If you’re looking for a new favorite author, read THE CONTRACTORS by Harry Hunsicker. Those familiar with Hunsicker’s Lee Harvey Oswald mystery series (featuring a Dallas private investigator who unfortunately bears a name that will forever live in infamy) know exactly what I’m talking about. His works are shot through with losers and users and sudden, explosive (though not unexpected) episodes of violence. It’s hard to guess who is going to emerge alive or at least intact. The overriding star of each book is the city of Dallas, which was thrust into the national spotlight in 1963 and remains so to one degree or another.
Jon Cantrell is an ex-cop --- the story behind the how and why of his separation from the the force is worth the price of admission all by itself --- who navigates the back streets of Dallas that the tour buses never touch. Cantrell and Piper, his professional and personal (though its complicated) partner, are employed by a private contractor, which, in turn, is employed by the DEA. Dallas, you see, is a major drug hub, and cartels, low-level hoods, and legal and semi-legal law enforcement entities are all in the mix, collecting bounties and trying to get a piece of the action while staying alive.
"THE CONTRACTORS reads like a treatment for a new Quentin Tarantino film, full of quirky --- and dangerous --- characters, twists and turns, and enough action to fill another two or three books."
THE CONTRACTORS begins with Cantrell and Piper being set up. What they think is going to be a major drug bust where they can collect a bounty on illegal drugs turns out to result in the discovery of a hostage who is married to a major cartel player. Cantrell gets double-crossed, which is a bad thing, given that he needs the money desperately to get his Alzheimer’s-afflicted father the medical treatment he needs. His efforts do little more than pull an already loose pin on a quite volatile situation, which results in him and Piper holding a high-tech instrument and a very dangerous informant while they are pursued by law enforcement, private agencies, cartels, and any number of extra-legal players with scores to settle.
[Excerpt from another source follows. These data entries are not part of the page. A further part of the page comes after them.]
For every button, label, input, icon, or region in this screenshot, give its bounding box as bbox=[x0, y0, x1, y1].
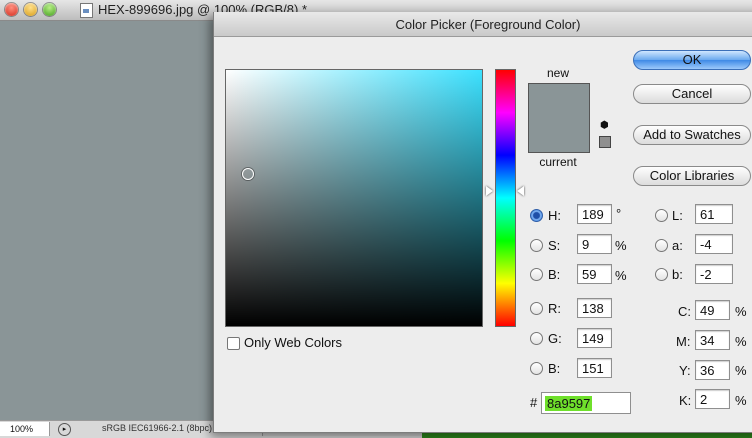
cyan-field[interactable]: 49 bbox=[695, 300, 730, 320]
ok-button[interactable]: OK bbox=[633, 50, 751, 70]
saturation-label: S: bbox=[548, 238, 561, 253]
saturation-radio[interactable] bbox=[530, 239, 543, 252]
a-channel-radio[interactable] bbox=[655, 239, 668, 252]
current-color-swatch[interactable] bbox=[529, 118, 589, 152]
green-field[interactable]: 149 bbox=[577, 328, 612, 348]
black-field[interactable]: 2 bbox=[695, 389, 730, 409]
red-field[interactable]: 138 bbox=[577, 298, 612, 318]
new-color-label: new bbox=[546, 66, 569, 80]
brightness-label: B: bbox=[548, 267, 561, 282]
black-label: K: bbox=[679, 393, 692, 408]
magenta-unit: % bbox=[735, 334, 747, 349]
hue-slider-right-arrow-icon[interactable] bbox=[517, 186, 524, 196]
lightness-radio[interactable] bbox=[655, 209, 668, 222]
hue-slider[interactable] bbox=[495, 69, 516, 327]
color-comparison-swatch bbox=[528, 83, 590, 153]
brightness-radio[interactable] bbox=[530, 268, 543, 281]
cyan-label: C: bbox=[678, 304, 691, 319]
green-radio[interactable] bbox=[530, 332, 543, 345]
brightness-field[interactable]: 59 bbox=[577, 264, 612, 284]
cube-icon[interactable]: ⬢ bbox=[600, 121, 610, 131]
zoom-level-field[interactable]: 100% bbox=[0, 422, 50, 436]
magenta-label: M: bbox=[676, 334, 691, 349]
add-to-swatches-button[interactable]: Add to Swatches bbox=[633, 125, 751, 145]
hue-slider-left-arrow-icon[interactable] bbox=[486, 186, 493, 196]
color-libraries-button[interactable]: Color Libraries bbox=[633, 166, 751, 186]
window-close-button[interactable] bbox=[5, 3, 18, 16]
hue-field[interactable]: 189 bbox=[577, 204, 612, 224]
brightness-unit: % bbox=[615, 268, 627, 283]
a-channel-field[interactable]: -4 bbox=[695, 234, 733, 254]
hex-value: 8a9597 bbox=[545, 396, 593, 411]
hex-label: # bbox=[530, 395, 538, 410]
blue-radio[interactable] bbox=[530, 362, 543, 375]
dialog-title: Color Picker (Foreground Color) bbox=[395, 17, 581, 32]
blue-field[interactable]: 151 bbox=[577, 358, 612, 378]
color-field[interactable] bbox=[225, 69, 483, 327]
lightness-field[interactable]: 61 bbox=[695, 204, 733, 224]
lightness-label: L: bbox=[672, 208, 683, 223]
yellow-unit: % bbox=[735, 363, 747, 378]
cancel-button[interactable]: Cancel bbox=[633, 84, 751, 104]
document-icon bbox=[80, 3, 93, 18]
yellow-label: Y: bbox=[679, 363, 691, 378]
color-profile-text: sRGB IEC61966-2.1 (8bpc) bbox=[102, 423, 213, 433]
dialog-titlebar[interactable]: Color Picker (Foreground Color) bbox=[214, 12, 752, 37]
a-channel-label: a: bbox=[672, 238, 683, 253]
red-label: R: bbox=[548, 301, 561, 316]
color-field-marker[interactable] bbox=[242, 168, 254, 180]
yellow-field[interactable]: 36 bbox=[695, 360, 730, 380]
window-minimize-button[interactable] bbox=[24, 3, 37, 16]
saturation-unit: % bbox=[615, 238, 627, 253]
color-picker-dialog: Color Picker (Foreground Color) new curr… bbox=[213, 12, 752, 433]
b-channel-label: b: bbox=[672, 267, 683, 282]
current-color-label: current bbox=[539, 155, 577, 169]
hue-unit: ° bbox=[616, 206, 622, 221]
red-radio[interactable] bbox=[530, 302, 543, 315]
green-label: G: bbox=[548, 331, 562, 346]
b-channel-field[interactable]: -2 bbox=[695, 264, 733, 284]
cyan-unit: % bbox=[735, 304, 747, 319]
web-safe-square-icon[interactable] bbox=[599, 136, 611, 148]
blue-label: B: bbox=[548, 361, 561, 376]
saturation-field[interactable]: 9 bbox=[577, 234, 612, 254]
window-zoom-button[interactable] bbox=[43, 3, 56, 16]
hex-field[interactable]: 8a9597 bbox=[541, 392, 631, 414]
only-web-colors-label: Only Web Colors bbox=[244, 335, 343, 350]
b-channel-radio[interactable] bbox=[655, 268, 668, 281]
black-unit: % bbox=[735, 393, 747, 408]
only-web-colors-checkbox[interactable] bbox=[227, 337, 240, 350]
magenta-field[interactable]: 34 bbox=[695, 330, 730, 350]
hue-radio[interactable] bbox=[530, 209, 543, 222]
new-color-swatch bbox=[529, 84, 589, 118]
document-info-icon[interactable]: ▸ bbox=[58, 423, 71, 436]
hue-label: H: bbox=[548, 208, 561, 223]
The action plays out across some of the worst neighborhoods in Dallas before spilling over into the wilds of southwest Texas, where Cantrell and Piper commence an almost dreamlike but extremely violent journey to a small, almost forgotten town where they believe they’ll be safe. Along the way, they are caught in crossfires and double-crosses that seem to come non-stop, and at journey’s end, things just get worse. Cantrell and Piper will be lucky to walk away in one piece, if at all.
THE CONTRACTORS reads like a treatment for a new Quentin Tarantino film, full of quirky --- and dangerous --- characters, twists and turns, and enough action to fill another two or three books. The experience of reading it is akin to sitting in a dark closet while someone opens the door at irregular intervals and lobs flashbang grenades inside. That’s a compliment, in case you’re in doubt. I’m not sure whether the book is intended as a stand-alone work or the first in a series, but I would welcome more of Cantrell and the complicated Piper sooner rather than later.